Turkey’s central bank has streamlined its fight against inflation

THE baroque era in Turkish architecture lasted deep into the 19th century, leaving behind lavish buildings, such as the Lily Mosque in Istanbul and waterside pavilions that seem to float on the Bosphorus. The baroque period in Turkish monetary policy will last until June 1st, when the central bank will simplify its equally ornate monetary-policy framework. It will henceforth rely on a single interest rate (the one-week repo rate), which it will raise to 16.5%. This will supersede a jumble of interest rates (see chart) that has left the Turkish currency perilously close to submersion.

Turkish baroque mingled Western and Ottoman styles. The country’s fussy monetary policy also reflects competing influences. Its central bank wants to stabilise the lira and quell inflation, which remains in double digits, far in excess of its 5% inflation target. On the other hand, the president, Recep Tayyip Erdogan, is eager to sustain the economy’s furious pace of growth (7.3% in the last quarter of 2017, compared with a year earlier) and to defy the usurious claims of what he calls the “interest-rate lobby”. According to the well-trained technocrats dotted throughout Turkey’s policymaking apparatus, higher interest rates would help stabilise the economy, curbing excessive spending and luring back the foreign capital on which the country relies to finance its current-account deficit (5.6% of GDP in 2017). According to Mr Erdogan, however, higher interest rates do not curb inflation, but cause it.

In apparent deference to Mr Erdogan, Turkey’s central bank has long refrained from raising the one-week repo rate, which had served as its monetary mainstay. Instead it increased the cost of borrowing from a more obscure facility, the late-liquidity window, which lends to banks that have run short of money at the end of the day. It also forced banks to turn to this expensive window for a larger share of their funding. In this way, it surreptitiously increased their average cost of borrowing.

In recent weeks, however, it became impossible to appease both Mr Erdogan and increasingly demanding bond markets. As American Treasury yields, the dollar and oil prices began to rise, foreign investors began to doubt Turkey’s commitment to keeping its imbalances in check. Any policy move big enough to convince the markets would also be stark enough to antagonise Mr Erdogan.

For a frightening week, it looked as if Mr Erdogan’s sensitivities would prevail. But the more he bullied the central bank, the more the markets bullied him. The lira slid by over 12% in the two weeks before May 23rd, when the central bank finally decided to raise interest rates by three percentage points, followed five days later by its decision to simplify policymaking.

The new interest rate of 16.5% is almost six percentage points above Turkey’s rate of inflation. Foreign investors will now be asking themselves how long the central bank can persevere with its tightened stance, and whether it will raise rates again if the lira’s weakness or oil’s strength further threatens price stability. Other emerging markets have shown great persistence in the fight against inflation. Russia has kept its interest rates more than three percentage points above inflation for more than two years; Brazil has done so for more than four. By mid-2016, even the IMF called on Russia’s central bank to relent.
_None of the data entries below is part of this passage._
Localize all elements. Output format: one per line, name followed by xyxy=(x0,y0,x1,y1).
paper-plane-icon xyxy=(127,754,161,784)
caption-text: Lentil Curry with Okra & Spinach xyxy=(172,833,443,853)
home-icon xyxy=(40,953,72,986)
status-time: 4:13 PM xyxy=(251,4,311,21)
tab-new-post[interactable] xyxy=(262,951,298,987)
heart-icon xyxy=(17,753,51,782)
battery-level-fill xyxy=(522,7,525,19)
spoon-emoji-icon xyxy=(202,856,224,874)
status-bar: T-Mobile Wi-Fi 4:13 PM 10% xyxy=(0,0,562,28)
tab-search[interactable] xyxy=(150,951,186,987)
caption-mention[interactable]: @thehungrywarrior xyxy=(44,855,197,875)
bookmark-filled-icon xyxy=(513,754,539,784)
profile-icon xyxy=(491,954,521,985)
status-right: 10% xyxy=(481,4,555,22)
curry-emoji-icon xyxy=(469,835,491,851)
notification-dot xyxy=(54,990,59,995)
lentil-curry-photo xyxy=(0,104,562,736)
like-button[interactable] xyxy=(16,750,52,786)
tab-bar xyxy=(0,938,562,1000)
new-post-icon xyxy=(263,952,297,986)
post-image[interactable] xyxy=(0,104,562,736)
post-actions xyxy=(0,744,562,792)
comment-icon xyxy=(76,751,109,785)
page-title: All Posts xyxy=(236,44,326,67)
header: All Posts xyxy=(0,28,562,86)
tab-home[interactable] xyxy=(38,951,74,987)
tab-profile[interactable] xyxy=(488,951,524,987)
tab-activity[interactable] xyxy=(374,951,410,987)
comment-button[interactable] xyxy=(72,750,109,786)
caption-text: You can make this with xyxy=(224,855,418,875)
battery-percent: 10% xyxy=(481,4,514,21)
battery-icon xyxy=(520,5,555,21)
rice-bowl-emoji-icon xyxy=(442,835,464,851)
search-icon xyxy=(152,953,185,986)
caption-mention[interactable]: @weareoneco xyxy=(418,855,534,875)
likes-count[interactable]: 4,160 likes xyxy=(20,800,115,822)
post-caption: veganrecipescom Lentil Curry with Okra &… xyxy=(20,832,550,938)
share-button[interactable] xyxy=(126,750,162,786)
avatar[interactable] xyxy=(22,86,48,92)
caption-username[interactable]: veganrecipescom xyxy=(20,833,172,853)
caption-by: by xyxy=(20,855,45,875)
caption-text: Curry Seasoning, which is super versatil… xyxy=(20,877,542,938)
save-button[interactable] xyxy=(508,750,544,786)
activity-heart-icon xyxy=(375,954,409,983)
As a sign of Turkey’s commitment for the long haul, its simplification of monetary policy may be as important as its tightening of it. The reform shows that the central bank is no longer trying to accommodate competing objectives. India sent a similar message when it began clarifying its inflation-fighting goals in 2014 and adopted formal inflation targeting in 2015.

Even before Mr Erdogan intruded so clumsily on its independence, the Turkish central bank was known for monetary intricacy. Unlike other central banks, it often let market rates wander quite far from its target. And its overnight deposit and lending rates, which establish a floor and ceiling for interest rates, were often positioned “asymmetrically”, with one further from the target rate than the other. It felt that adding gratuitous uncertainty to interest rates would deter speculative inflows of capital. Its new framework abandons this asymmetry. Turkey has many problems. But the need to deter inflows of capital is no longer one of them.